Uma das maiores belezas dessa estrutura administrativa e dessa hierarquia está na maneira de como os Senadores e os Deputados redigiram a Constituição de 1988. Ao dividirem essa estrutura em três partes, Poder Legislativo, Poder Executivo e Poder Judiciário, nossos Legisladores ainda deixaram claro que essas três partes deveriam funcionar de maneiras independentes, mas interdependentes.
Trocando em miúdos: um Poder tem independência para propor e executar Leis, medidas administrativas e gerenciais que, a seu juízo, pode resolver determinado problema do povo naquele momento. Mas o outro Poder tem liberdade para discordar daquela medida da maneira como está sendo proposta.
Como as Leis e a maioria das medidas administrativas e gerenciais só são aprovadas “mediante o consenso entre os Poderes”, aquele assunto caminha para a discussão, alimentado pela sabedoria dos Deputados, dos Senadores e dos componentes do Poder Executivo.
A Constituição diz que toda vez que um dos Poderes discorda da interpretação de determinada Lei ele pode recorrer ao Poder Judiciário que faz parte da estrutura administrativa do país exatamente para dizer se determinada maneira de ver a execução das Leis fere ou não a Constituição. Em outras palavras, o Poder Judiciário existe para fazer cumprir as Leis e seu foco é “dar razão a quem tem razão”.
Um dos aspectos mais importantes do conteúdo que a Constituição transmite é que, no interesse do povo, nenhum Poder governa sozinho. Ele precisa do apoio e da concordância dos outros Poderes para ouvir as vozes das ruas e para tomar decisões capazes de diminuir ou até eliminar por completo os problemas da sociedade.
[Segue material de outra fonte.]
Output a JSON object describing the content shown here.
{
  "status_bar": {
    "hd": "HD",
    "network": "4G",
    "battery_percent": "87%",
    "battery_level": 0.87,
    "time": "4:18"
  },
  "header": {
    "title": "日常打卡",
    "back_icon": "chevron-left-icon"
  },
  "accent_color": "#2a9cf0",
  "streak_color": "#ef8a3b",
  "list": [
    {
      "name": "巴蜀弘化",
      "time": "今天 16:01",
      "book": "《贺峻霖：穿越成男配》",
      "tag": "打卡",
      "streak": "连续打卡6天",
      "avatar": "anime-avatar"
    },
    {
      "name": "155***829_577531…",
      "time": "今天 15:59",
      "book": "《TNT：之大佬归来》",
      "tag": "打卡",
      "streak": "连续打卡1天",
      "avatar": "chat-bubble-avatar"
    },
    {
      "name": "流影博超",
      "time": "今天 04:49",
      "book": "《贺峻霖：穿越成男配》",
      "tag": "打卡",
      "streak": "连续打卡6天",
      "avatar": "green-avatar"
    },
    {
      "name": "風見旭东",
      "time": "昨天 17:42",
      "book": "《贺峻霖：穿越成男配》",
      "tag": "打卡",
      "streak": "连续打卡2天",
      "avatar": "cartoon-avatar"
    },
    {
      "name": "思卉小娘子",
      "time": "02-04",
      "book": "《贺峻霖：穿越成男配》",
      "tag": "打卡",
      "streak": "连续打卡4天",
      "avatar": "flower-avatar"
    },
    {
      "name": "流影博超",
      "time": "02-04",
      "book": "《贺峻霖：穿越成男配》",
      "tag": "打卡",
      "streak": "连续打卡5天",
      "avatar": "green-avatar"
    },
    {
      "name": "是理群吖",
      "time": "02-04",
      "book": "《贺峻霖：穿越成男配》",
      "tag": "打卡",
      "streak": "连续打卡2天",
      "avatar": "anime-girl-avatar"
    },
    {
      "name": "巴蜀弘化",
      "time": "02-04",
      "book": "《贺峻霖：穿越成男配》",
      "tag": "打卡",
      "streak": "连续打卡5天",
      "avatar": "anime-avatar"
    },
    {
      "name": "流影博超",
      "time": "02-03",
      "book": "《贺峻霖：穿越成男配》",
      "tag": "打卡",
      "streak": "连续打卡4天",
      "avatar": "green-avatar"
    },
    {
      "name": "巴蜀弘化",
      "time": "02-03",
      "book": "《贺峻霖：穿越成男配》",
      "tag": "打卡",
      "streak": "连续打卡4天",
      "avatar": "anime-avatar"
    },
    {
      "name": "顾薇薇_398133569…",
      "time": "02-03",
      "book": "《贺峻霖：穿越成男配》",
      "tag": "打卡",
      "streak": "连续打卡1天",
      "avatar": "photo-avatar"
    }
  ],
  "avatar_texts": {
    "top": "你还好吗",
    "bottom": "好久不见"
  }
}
O grande desafio que está por traz da execução de toda essa beleza plástica que a Constituição prevê funcionar por intermédio da ação do Governo representada pelos três Poderes, é fazer com que os Poderes se mantenham harmônicos, independentes e interdependentes, além de terem um gabarito moral, ético e cultural.
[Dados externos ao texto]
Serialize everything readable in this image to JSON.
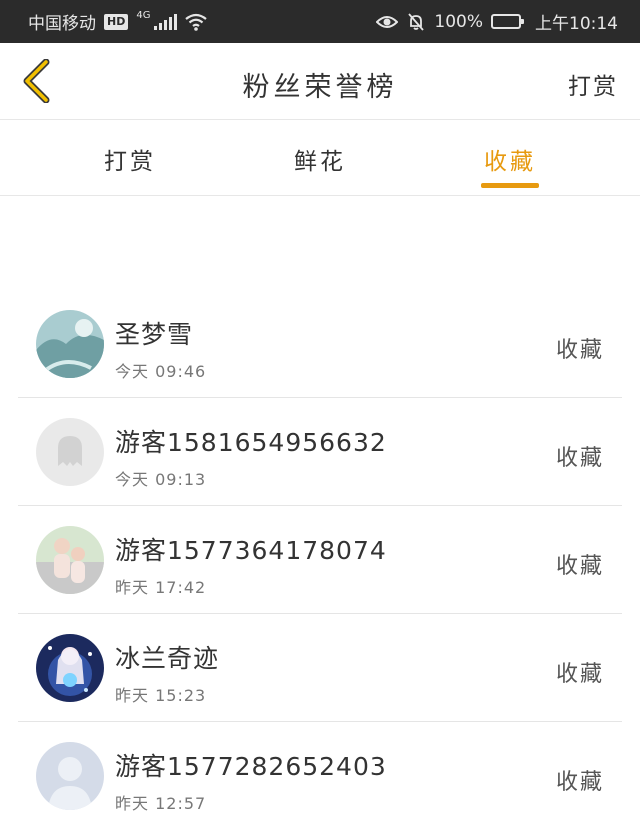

(Atualmente a má administração interna do Congresso Nacional – tanto na Câmara dos Deputados como no Senado – vem dando um mau exemplo com tantos escândalos administrativos. Está na hora dos Deputados Federais e os três Senadores sul-mato-grossenses se manifestarem publicamente contrários à corrupção interna das duas Casas porque a imagem do Congresso não está boa).
Na verdade, quanto mais preparados estiverem aqueles que exercem as funções administrativas; quantos mais sérios e éticos eles sejam; quanto mais experientes em termos gerenciais, melhores serão os resultados das ações dos governantes. E essas qualidades precisam estar presentes não somente nos funcionários, mas principalmente nos deputados, nos senadores e no próprio presidente.
Daí a grande expectativa que a região da Grande Dourados demonstra publicamente em ter como candidato ao Senado um político como Murilo Zauith nas próximas eleições. Como um senador trabalha com as grandes decisões políticas nacionais é uma boa hora de mostrar abertamente o apoio a um político do gabarito moral de Murilo como também a outros bons candidatos para, do Congresso Nacional, apressar o crescimento e a inserção da economia de Mato Grosso do Sul no contexto do crescimento da economia nacional.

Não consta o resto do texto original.